No, these friendships and this loyalty were not created because Ted was as great a man off the field as he was a player on it.  We see candid glimpses his perpetual frustration manifest itself in angry outbursts, infantile tantrums, and a lack of graciousness.  In part what binds these four together is the way the other three — DiMaggio, Doerr, and Pesky — see beyond the frustration and accept Williams. 

We also see a certain odd charm in Williams' relentlessness.  This is a man who never lost an argument in his entire life because he had the good sense to never be wrong.  We see a man who used a celebration of his greatness — his induction into the Baseball Hall of Fame in Cooperstown, New York — to take up the cause for the induction of players who played in the Negro Leagues prior to Jackie Robinson's breaking of the color barrier with the Brooklyn Dodgers.  Acceptance eluded Williams most of his life and yet here, at the pinnacle of acceptance, he shed light on the greatness of others because it was just one of the myriad things about which he, Ted Williams, was right.

Halberstam devotes plenty of attention to Williams, but we also learn about each of these four men.  We learn of Doerr's devotion to his wife through her battle with MS.  We learn of Johnny Pesky's 'Friendship Dinner' and the ambassador for all things Red Sox he would become despite being the only member of the four to play elsewhere in his career.  We get a glimpse into what it was like for Dominic DiMaggio to not only overcome the huge shadow of his older brother and more famous teammate, but his fight just to get a chance to play baseball at all.  As Flavin tells Halberstam, "I think both Ted and Joe were aware of it, how well he had dealt with his life, and what a complete life it had been, and Ted to his credit admired him for it, and Joe, I am afraid, resented him for it."

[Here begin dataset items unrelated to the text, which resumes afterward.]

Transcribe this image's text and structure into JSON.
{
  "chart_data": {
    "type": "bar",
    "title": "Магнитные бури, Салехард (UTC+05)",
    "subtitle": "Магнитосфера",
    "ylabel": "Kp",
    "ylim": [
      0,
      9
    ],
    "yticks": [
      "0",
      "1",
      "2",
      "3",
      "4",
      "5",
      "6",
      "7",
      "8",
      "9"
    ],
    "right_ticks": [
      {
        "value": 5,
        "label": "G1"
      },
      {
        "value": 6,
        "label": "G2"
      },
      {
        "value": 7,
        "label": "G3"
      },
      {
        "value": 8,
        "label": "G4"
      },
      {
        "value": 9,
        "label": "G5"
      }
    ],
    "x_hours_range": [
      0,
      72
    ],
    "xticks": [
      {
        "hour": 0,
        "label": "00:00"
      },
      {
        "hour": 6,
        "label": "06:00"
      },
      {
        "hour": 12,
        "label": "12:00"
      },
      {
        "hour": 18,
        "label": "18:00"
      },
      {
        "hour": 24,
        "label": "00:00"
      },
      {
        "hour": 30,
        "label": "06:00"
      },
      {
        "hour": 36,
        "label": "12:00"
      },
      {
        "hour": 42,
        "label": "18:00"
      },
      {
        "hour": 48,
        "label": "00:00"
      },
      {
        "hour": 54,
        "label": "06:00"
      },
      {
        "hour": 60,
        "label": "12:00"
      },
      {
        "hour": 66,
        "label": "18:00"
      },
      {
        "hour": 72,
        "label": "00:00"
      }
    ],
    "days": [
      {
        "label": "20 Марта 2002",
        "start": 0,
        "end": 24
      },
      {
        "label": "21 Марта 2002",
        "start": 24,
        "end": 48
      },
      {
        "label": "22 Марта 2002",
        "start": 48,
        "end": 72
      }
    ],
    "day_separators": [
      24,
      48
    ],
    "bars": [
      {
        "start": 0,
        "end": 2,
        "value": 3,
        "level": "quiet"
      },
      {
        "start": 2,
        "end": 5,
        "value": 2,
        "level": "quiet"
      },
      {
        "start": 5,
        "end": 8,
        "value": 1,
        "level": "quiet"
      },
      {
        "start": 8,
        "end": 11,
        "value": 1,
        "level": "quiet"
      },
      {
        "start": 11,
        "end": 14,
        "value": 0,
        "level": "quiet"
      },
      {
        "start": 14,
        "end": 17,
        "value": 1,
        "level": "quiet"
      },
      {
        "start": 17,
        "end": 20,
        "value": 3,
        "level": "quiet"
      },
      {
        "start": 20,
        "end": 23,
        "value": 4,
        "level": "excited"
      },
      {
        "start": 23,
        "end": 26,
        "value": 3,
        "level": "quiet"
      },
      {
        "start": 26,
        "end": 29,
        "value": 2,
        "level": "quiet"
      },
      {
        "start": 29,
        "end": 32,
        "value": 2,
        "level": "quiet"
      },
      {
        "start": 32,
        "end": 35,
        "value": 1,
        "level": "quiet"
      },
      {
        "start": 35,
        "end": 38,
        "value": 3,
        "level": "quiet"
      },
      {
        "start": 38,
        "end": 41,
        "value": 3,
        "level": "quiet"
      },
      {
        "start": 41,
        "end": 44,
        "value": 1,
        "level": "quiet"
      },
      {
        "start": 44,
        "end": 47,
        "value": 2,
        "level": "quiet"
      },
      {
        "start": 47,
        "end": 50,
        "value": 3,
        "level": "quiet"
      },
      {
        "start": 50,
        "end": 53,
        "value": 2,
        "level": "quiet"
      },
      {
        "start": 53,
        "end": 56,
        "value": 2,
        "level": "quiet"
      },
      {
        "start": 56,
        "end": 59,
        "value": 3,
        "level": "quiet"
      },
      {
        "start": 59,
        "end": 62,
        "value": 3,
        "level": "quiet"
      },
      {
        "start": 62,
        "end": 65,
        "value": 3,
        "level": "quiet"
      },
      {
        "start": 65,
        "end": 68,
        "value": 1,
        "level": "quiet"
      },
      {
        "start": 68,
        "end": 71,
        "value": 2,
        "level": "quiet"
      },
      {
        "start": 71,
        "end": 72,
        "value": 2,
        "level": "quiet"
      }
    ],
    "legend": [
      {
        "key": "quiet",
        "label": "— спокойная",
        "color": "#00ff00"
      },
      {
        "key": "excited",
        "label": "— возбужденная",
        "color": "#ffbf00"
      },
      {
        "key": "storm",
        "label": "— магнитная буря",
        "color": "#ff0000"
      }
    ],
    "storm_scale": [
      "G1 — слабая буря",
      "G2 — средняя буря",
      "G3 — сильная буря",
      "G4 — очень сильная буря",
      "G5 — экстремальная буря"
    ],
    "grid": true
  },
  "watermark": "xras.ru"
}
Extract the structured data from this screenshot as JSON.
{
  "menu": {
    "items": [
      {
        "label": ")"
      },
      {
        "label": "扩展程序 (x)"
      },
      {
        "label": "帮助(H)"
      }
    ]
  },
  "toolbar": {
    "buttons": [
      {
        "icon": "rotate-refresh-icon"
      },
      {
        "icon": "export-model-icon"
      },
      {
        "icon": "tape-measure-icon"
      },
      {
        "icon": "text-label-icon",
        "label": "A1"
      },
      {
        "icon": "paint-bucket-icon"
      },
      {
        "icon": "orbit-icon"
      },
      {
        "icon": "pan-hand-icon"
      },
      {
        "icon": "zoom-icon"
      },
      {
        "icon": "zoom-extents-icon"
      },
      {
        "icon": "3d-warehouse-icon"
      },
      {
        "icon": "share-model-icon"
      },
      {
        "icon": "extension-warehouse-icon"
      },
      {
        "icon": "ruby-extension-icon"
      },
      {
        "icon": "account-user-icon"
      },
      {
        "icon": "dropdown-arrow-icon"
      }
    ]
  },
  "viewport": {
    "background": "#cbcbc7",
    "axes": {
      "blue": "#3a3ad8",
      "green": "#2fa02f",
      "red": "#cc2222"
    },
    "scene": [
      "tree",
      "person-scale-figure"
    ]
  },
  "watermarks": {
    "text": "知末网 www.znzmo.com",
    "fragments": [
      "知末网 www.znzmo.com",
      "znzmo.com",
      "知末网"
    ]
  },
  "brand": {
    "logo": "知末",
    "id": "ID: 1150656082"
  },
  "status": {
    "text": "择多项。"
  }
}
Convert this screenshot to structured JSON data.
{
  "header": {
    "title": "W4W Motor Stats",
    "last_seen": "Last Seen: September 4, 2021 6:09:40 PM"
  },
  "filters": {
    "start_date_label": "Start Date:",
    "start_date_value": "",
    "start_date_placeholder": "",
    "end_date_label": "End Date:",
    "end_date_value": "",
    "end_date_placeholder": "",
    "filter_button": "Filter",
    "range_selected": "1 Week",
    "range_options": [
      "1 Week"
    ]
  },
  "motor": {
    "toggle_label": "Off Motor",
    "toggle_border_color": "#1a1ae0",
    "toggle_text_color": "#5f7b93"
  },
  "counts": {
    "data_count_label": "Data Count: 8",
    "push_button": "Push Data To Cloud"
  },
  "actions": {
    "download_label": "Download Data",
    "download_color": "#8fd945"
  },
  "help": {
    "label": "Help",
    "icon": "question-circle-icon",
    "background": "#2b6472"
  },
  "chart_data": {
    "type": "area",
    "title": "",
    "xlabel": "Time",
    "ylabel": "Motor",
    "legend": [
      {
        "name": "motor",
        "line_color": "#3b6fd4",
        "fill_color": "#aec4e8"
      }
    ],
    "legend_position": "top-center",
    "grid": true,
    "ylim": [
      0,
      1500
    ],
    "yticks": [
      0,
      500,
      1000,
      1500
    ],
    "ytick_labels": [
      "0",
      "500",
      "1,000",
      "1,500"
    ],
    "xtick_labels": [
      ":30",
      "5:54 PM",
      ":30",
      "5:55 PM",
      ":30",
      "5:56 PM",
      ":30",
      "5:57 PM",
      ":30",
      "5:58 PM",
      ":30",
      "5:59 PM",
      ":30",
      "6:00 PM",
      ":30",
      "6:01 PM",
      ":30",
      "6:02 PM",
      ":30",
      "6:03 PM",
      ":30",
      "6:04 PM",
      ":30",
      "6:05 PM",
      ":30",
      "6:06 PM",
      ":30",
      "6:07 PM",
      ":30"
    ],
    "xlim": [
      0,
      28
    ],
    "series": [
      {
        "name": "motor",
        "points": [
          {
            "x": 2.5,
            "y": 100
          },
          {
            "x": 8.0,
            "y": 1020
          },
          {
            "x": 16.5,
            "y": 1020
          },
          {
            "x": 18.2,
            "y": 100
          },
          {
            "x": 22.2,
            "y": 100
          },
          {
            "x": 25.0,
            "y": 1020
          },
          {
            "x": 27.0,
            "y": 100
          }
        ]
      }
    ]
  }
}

The Teammates is like a museum, but it's more than just an exhibition of baseball.  We observe friendship, loyalty, adversity, and mortality.  The book begins with the sadness of the inevitable and encroaching end of Williams' life, but rather than focusing on the end celebrates the lives and relationships.  Its appeal will primarily be for baseball fans, but there's something far richer here than debates about the designated hitter or endless recitations of statistics. 

The Teammates fires the romantic notions so many have about baseball's past, notions that have been violently stripped away over the past several years. The Teammates not only nourishes readers with tales that extend beyond the diamond, it reminds us that our love and faith were once well placed.